This is the mail archive of the
mailing list for the GCC project.
Re: Loop peeling
- From: Richard Biener <richard dot guenther at gmail dot com>
- To: Tejas Belagod <tejas dot belagod at arm dot com>
- Cc: Evandro Menezes <e dot menezes at samsung dot com>, Jan Hubicka <hubicka at ucw dot cz>, GCC Development <gcc at gcc dot gnu dot org>
- Date: Wed, 29 Oct 2014 12:57:58 +0100
- Subject: Re: Loop peeling
- Authentication-results: sourceware.org; auth=none
- References: <033101cff2c7$96bff550$c43fdff0$ at samsung dot com> <CAFiYyc23OhPmV3DJa9z62DB5jwR1JWKowqQDKRyCbrBiKai0xA at mail dot gmail dot com> <5450D521 dot 1060500 at arm dot com>
On Wed, Oct 29, 2014 at 12:53 PM, Tejas Belagod <email@example.com> wrote:
> On 29/10/14 09:32, Richard Biener wrote:
>> On Tue, Oct 28, 2014 at 4:55 PM, Evandro Menezes <firstname.lastname@example.org>
>>> While doing some benchmark flag mining on AArch64, I noticed that
>>> -fpeel-loops was a mined option often. As a matter of fact, when using
>>> always, even without FDO, it seemed to raise most benchmarks and to leave
>>> almost all of the rest flat, with a barely noticeable cost in code-size.
>>> seems to me that it might be safe enough to be implied perhaps at -O3.
>>> there any reason why this never came into being?

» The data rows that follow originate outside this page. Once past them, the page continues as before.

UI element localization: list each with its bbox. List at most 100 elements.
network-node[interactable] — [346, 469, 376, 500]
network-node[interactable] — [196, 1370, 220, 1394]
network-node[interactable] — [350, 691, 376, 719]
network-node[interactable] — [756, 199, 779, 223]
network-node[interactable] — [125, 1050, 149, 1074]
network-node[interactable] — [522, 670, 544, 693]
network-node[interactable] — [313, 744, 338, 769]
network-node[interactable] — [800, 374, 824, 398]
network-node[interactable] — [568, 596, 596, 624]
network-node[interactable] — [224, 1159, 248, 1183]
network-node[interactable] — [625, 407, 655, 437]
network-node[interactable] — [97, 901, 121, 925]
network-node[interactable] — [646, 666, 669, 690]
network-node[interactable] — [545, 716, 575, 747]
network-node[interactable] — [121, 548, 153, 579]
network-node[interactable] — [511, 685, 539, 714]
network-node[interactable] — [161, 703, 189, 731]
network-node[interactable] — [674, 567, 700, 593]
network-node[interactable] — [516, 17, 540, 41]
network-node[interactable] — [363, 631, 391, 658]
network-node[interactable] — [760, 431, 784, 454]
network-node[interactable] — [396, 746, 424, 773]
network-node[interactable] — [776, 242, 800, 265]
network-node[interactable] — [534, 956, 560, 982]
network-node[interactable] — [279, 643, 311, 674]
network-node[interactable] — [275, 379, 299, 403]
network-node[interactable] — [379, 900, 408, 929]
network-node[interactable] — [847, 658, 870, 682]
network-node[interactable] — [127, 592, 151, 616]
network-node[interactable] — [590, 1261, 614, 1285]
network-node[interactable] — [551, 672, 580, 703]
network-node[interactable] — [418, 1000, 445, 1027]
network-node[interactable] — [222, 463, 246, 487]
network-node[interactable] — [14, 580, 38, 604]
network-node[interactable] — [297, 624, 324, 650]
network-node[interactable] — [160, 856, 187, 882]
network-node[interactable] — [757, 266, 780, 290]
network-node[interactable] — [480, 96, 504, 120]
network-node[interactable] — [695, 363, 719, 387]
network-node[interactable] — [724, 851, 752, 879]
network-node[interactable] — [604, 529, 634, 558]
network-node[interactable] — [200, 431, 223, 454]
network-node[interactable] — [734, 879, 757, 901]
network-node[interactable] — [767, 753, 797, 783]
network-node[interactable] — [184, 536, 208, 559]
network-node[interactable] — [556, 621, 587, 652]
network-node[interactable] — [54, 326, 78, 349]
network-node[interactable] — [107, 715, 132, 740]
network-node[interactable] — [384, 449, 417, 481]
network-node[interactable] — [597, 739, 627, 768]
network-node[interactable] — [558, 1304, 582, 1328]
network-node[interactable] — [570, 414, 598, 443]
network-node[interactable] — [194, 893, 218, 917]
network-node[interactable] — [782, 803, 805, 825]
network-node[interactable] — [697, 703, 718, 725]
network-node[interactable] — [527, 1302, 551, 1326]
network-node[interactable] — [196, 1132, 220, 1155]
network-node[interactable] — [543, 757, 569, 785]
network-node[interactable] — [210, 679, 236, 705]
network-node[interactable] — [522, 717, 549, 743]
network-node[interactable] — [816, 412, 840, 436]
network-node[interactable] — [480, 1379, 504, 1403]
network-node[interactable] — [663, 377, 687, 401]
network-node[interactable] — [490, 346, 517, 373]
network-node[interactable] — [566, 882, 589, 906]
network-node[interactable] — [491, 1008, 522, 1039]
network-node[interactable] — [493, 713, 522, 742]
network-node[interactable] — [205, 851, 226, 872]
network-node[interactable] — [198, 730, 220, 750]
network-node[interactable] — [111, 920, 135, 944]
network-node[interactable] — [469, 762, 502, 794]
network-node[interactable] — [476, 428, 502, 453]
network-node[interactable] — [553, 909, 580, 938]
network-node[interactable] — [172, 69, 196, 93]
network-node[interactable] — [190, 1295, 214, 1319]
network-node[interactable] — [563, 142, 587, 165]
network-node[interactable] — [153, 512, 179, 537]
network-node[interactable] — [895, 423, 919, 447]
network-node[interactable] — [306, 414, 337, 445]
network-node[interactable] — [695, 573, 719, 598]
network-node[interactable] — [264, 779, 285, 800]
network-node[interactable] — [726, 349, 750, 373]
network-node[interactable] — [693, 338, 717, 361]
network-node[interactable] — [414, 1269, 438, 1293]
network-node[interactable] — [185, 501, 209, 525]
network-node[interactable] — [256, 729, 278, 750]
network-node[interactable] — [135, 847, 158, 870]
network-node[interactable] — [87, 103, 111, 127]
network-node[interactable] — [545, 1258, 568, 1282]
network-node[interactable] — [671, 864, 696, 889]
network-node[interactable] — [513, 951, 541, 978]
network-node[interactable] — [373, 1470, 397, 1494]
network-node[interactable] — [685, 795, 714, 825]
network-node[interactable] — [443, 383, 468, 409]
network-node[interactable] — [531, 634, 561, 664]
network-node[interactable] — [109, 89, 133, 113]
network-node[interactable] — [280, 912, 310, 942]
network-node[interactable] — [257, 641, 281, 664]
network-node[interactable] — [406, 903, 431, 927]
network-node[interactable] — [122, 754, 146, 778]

> Loop peeling is done by default on AArch64 unless, IIRC,
> -fvect-cost-model=cheap is specified which switches it off. There was a
> general thread on loop peeling around the same time last year
> (https://gcc.gnu.org/ml/gcc/2013-11/msg00307.html) where Richard suggested
> that peeling vs. non-peeling should be factored into the vector cost model
> and is a more generic improvement.
Oh, you are talking about the vectorizer pro-/epilogue loops where we
know a (low) upper bound for the number of iterations. I think that
is enabled by default at -O3 as it is a "completely peeling" operation.
Only regular peeling which looks at the _estimated_ loop trip count
(peeling that number of times) is guarded by -fpeel-loops.
>> Not sure, but peeling is/was very stupid (peeling 8 times unconditionally
>> or not at all). At least without FDO (and with -fprofile-use it is
>> Similar case for -funroll-loops.
>> For GCC 5 peeling now moved to GIMPLE, so maybe things changed
>> for that (but I'd doubt that). Honza?